In the five years I’ve been working with WordPress, I’ve somehow managed to dodge the bullet that is multilingual WordPress. That was until Concept Tag asked us at Tomango to expand their site to include an extra four countries and five languages.
My first thought; to be totally honest, was despair. I’ve heard horror stories of multilingual WordPress plugins and the database bloat that they bring. Integrating with ACF and Gravity Forms seemed like it could be troublesome, and handling multiple domains on one installation sounded like an opportunity for disaster.
Fortunately, a friend recommended Polylang. It’s the sort of plugin I love – the multilingual plugin for developers who are happy to put in a bit of effort to get a great result. It’s why I love ACF so much, the admin UI is brilliant, but frontend implementation is down to the developer.

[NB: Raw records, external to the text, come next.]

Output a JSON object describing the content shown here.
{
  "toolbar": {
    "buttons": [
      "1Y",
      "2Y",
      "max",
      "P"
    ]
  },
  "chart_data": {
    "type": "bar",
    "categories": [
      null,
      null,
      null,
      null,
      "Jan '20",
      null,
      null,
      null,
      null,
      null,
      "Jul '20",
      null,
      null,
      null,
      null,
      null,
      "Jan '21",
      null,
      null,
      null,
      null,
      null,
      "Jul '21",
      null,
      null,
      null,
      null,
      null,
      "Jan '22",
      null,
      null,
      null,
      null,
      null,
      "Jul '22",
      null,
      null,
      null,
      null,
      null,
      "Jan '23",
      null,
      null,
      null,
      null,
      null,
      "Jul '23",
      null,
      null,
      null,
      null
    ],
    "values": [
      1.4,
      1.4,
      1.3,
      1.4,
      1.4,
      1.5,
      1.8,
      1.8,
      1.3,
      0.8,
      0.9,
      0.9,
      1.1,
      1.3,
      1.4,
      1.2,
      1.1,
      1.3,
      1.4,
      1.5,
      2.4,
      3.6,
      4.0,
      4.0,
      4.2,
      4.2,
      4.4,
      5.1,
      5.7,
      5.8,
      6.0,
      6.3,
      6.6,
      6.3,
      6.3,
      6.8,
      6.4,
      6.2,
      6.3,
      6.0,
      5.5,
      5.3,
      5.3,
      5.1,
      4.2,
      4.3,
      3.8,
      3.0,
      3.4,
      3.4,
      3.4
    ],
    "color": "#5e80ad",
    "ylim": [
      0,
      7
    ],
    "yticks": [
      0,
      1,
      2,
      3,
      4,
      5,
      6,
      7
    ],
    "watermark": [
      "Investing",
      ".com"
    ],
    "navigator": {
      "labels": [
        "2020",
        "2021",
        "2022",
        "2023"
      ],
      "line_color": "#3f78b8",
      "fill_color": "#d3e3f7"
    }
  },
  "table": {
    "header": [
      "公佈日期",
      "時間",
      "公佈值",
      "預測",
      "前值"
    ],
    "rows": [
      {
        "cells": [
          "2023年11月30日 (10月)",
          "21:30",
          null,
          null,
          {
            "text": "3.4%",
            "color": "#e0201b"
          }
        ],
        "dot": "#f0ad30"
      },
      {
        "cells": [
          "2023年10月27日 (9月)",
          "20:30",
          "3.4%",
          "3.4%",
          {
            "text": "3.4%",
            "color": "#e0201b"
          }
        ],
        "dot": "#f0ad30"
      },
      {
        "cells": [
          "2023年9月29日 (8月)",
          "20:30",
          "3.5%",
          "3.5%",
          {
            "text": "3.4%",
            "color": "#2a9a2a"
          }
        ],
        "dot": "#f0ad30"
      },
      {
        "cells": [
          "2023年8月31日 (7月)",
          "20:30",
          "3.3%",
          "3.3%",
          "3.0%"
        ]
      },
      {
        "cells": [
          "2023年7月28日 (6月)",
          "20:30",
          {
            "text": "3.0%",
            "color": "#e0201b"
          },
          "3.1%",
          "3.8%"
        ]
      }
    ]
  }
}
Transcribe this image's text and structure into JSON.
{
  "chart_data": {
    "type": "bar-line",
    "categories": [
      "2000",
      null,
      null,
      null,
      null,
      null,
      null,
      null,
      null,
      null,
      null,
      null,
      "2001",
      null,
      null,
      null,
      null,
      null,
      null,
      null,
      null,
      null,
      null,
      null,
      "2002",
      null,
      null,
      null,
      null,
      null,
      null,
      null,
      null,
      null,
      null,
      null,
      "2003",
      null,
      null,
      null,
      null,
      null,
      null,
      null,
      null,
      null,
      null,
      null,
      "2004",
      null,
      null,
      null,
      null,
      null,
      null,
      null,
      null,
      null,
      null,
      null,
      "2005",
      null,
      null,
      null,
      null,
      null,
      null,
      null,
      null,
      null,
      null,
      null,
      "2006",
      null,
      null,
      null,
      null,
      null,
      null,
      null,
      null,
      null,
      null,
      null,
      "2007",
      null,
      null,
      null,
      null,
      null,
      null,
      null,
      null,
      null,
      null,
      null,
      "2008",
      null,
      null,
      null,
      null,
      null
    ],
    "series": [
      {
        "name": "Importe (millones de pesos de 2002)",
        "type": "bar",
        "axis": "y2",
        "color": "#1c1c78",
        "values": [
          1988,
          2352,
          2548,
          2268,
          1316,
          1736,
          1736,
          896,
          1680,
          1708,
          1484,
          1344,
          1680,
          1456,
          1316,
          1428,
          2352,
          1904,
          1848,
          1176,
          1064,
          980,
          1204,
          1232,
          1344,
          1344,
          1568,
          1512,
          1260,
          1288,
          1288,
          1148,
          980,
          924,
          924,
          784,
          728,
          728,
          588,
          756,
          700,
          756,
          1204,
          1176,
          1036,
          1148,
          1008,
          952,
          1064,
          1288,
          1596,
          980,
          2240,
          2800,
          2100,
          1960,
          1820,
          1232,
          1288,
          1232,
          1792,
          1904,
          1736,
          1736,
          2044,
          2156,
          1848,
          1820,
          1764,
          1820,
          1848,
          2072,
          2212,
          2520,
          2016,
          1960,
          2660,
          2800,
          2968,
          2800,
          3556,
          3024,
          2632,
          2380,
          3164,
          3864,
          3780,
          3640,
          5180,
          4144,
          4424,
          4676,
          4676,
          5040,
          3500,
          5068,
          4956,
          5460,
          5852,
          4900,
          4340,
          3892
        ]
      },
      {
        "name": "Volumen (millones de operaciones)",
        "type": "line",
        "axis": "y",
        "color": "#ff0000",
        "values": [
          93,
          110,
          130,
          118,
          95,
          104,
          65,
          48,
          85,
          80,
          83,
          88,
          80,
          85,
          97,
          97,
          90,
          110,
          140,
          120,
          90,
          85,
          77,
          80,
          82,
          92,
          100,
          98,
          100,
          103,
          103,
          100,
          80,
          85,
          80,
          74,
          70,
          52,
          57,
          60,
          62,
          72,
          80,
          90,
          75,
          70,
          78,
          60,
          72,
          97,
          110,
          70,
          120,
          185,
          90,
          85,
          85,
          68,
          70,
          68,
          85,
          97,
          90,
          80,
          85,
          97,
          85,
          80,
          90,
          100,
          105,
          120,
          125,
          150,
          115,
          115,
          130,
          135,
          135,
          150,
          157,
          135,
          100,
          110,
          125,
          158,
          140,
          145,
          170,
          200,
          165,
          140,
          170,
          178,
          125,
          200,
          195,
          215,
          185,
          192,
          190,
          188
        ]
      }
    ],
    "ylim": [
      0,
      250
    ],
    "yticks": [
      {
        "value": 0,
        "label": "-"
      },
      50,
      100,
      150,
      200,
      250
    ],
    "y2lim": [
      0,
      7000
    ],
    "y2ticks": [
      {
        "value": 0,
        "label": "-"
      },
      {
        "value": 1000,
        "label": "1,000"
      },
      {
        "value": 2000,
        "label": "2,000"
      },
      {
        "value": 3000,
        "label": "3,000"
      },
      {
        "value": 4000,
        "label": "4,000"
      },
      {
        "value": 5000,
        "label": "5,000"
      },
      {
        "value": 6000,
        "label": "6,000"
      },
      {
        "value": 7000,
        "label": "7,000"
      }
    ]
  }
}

The region/language picker and automatic prompt had some interesting parts. I didn’t want each page load to be slowed down by a server side geolocation so I opted to check for languages on the server and location on the client after the page had loaded.
$_SERVER['HTTP_ACCEPT_LANGUAGE'] gives you a list of languages set in the user’s browser. Those were passed to JS which called
$.get('http://freegeoip.net/json/') to find out the country. If we had a region AND language match, we prompted a modal that asked the user in their language (that was all sorts of fun making a language matrix) whether they wanted to be redirected to their local site.
Once all the hardcoded strings in the theme had been swapped out for ‘string translations’, it was just a case of swapping out the content and testing it on a subdomain per language. By making the theme’s view of languages very abstract, it’s now possible to add new languages in the future without any coding input.
To top it off, the go live went really smoothly and Polylang handled the multi-domain setup perfectly. Win win.